SFEBES2022 Poster Presentations Metabolism, Obesity and Diabetes (96 abstracts)
University Hospital North Tees, Stockton-On-Tees, United Kingdom
Introduction: DKA is often seen in people with Diabetes Mellitus I and seldom in Diabetes Mellitus II but rarely seen in Maturity Onset Diabetes of Young (MODY) and even more rare in association with SGLT2i.
Case history: 44 years female, genetically confirmed Hepatocyte Nuclear Factor 1 alpha (HNF1A) MODY since 2004 initially treated with maximum doses of metformin and gliclazide and then lost to follow-up. GP initiated Empagliflozin a year before presentation due to suboptimal diabetes control. There was no previous history of DKA. Her mother and grandmother also had MODY. She presented to accident and emergency with nausea, vomiting, abdominal pain and unable to tolerate any fluids. She was hemodynamically stable but her blood results confirmed severe DKA (with hyperglycaemia). Empagliflozin (SGLT2i) was stopped and local DKA protocol was commenced. She was later transferred to high dependency area for monitoring purposes due to severity of DKA and very slow resolution of ketosis but did not require cardiovascular or respiratory support. She gradually improved clinically and biochemically without any complications and discharged on gliclazide and metformin with stable glycaemic control on out-patient follow-up.

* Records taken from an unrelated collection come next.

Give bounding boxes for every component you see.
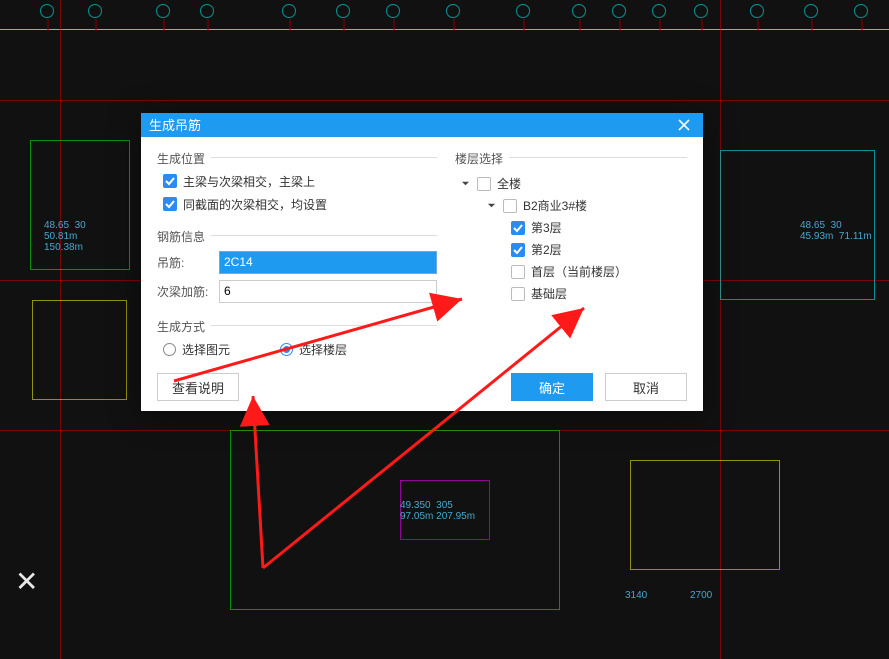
checkbox-label: 同截面的次梁相交，均设置: [183, 196, 327, 213]
cad-cursor: ✕: [15, 565, 38, 598]
tree-checkbox-floor1[interactable]: [511, 265, 525, 279]
group-rebar-label: 钢筋信息: [157, 230, 205, 244]
radio-label: 选择图元: [182, 341, 230, 358]
dialog-title: 生成吊筋: [149, 115, 201, 134]
tree-row-building[interactable]: B2商业3#楼: [455, 195, 687, 217]
hanger-field-label: 吊筋:: [157, 254, 213, 271]
dialog-footer: 查看说明 确定 取消: [141, 370, 703, 411]
radio-select-element[interactable]: 选择图元: [163, 341, 230, 358]
tree-row-floor[interactable]: 第2层: [455, 239, 687, 261]
group-floor-select: 楼层选择 全楼 B2商业3#楼: [455, 147, 687, 305]
tree-label: 第2层: [531, 241, 562, 258]
tree-label: 全楼: [497, 175, 521, 192]
tree-label: 基础层: [531, 285, 567, 302]
collapse-icon[interactable]: [459, 178, 471, 190]
tree-row-floor[interactable]: 首层（当前楼层）: [455, 261, 687, 283]
generate-hanger-dialog: 生成吊筋 生成位置 主梁与次梁相交，主梁上 同截面的次梁相交，均设置 钢: [141, 113, 703, 411]
radio-select-floor[interactable]: 选择楼层: [280, 341, 347, 358]
cancel-button[interactable]: 取消: [605, 373, 687, 401]
tree-checkbox-root[interactable]: [477, 177, 491, 191]
help-button[interactable]: 查看说明: [157, 373, 239, 401]
secondary-rebar-input[interactable]: [219, 280, 437, 303]
ok-button[interactable]: 确定: [511, 373, 593, 401]
hanger-input[interactable]: [219, 251, 437, 274]
secondary-field-label: 次梁加筋:: [157, 283, 213, 300]
dialog-titlebar[interactable]: 生成吊筋: [141, 113, 703, 137]
tree-checkbox-floor2[interactable]: [511, 243, 525, 257]
tree-row-floor[interactable]: 基础层: [455, 283, 687, 305]
floor-tree: 全楼 B2商业3#楼 第3层 第2层: [455, 173, 687, 305]
tree-checkbox-building[interactable]: [503, 199, 517, 213]
tree-checkbox-basement[interactable]: [511, 287, 525, 301]
collapse-icon[interactable]: [485, 200, 497, 212]
tree-row-floor[interactable]: 第3层: [455, 217, 687, 239]
tree-checkbox-floor3[interactable]: [511, 221, 525, 235]
checkbox-label: 主梁与次梁相交，主梁上: [183, 173, 315, 190]
checkbox-primary-secondary[interactable]: [163, 174, 177, 188]
cad-ruler: [0, 0, 889, 30]
tree-label: B2商业3#楼: [523, 197, 587, 214]
group-floor-label: 楼层选择: [455, 152, 503, 166]
tree-label: 首层（当前楼层）: [531, 263, 627, 280]
group-method: 生成方式 选择图元 选择楼层: [157, 315, 437, 358]
group-position: 生成位置 主梁与次梁相交，主梁上 同截面的次梁相交，均设置: [157, 147, 437, 213]
group-method-label: 生成方式: [157, 320, 205, 334]
radio-label: 选择楼层: [299, 341, 347, 358]
tree-label: 第3层: [531, 219, 562, 236]
group-position-label: 生成位置: [157, 152, 205, 166]
tree-row-root[interactable]: 全楼: [455, 173, 687, 195]
close-icon[interactable]: [673, 114, 695, 136]
group-rebar-info: 钢筋信息 吊筋: 次梁加筋:: [157, 225, 437, 303]
checkbox-same-section[interactable]: [163, 197, 177, 211]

Investigations: Full blood count showed raised white cells count but normal C-reactive protein. Renal, liver, coagulation profile and Chest X-Ray were normal. Blood glucose: 21.9 mmol/l; pH: 6.83; HCO3: 1.9 mmol/l; Ketones: 5.2 mmol/l Pre-admission HbA1c: 39 mmol/mol 3 month post-admission HbA1c: 44 mmol/mol
Results and treatment: Local DKA protocol resulted in complete resolution of DKA without any complications and SGLT2i was discontinued.
Conclusions and points for discussion: Historically, DKA was considered as one of the exclusion criteria for MODY but several reported cases resulted in omission of this criterion.
MODY patients are equally at risk of DKA therefore decision regarding SGLT-2i like empagliflozin should be cautiously considered.
Management remains same as for standard DKA besides discontinuing SGLT2i.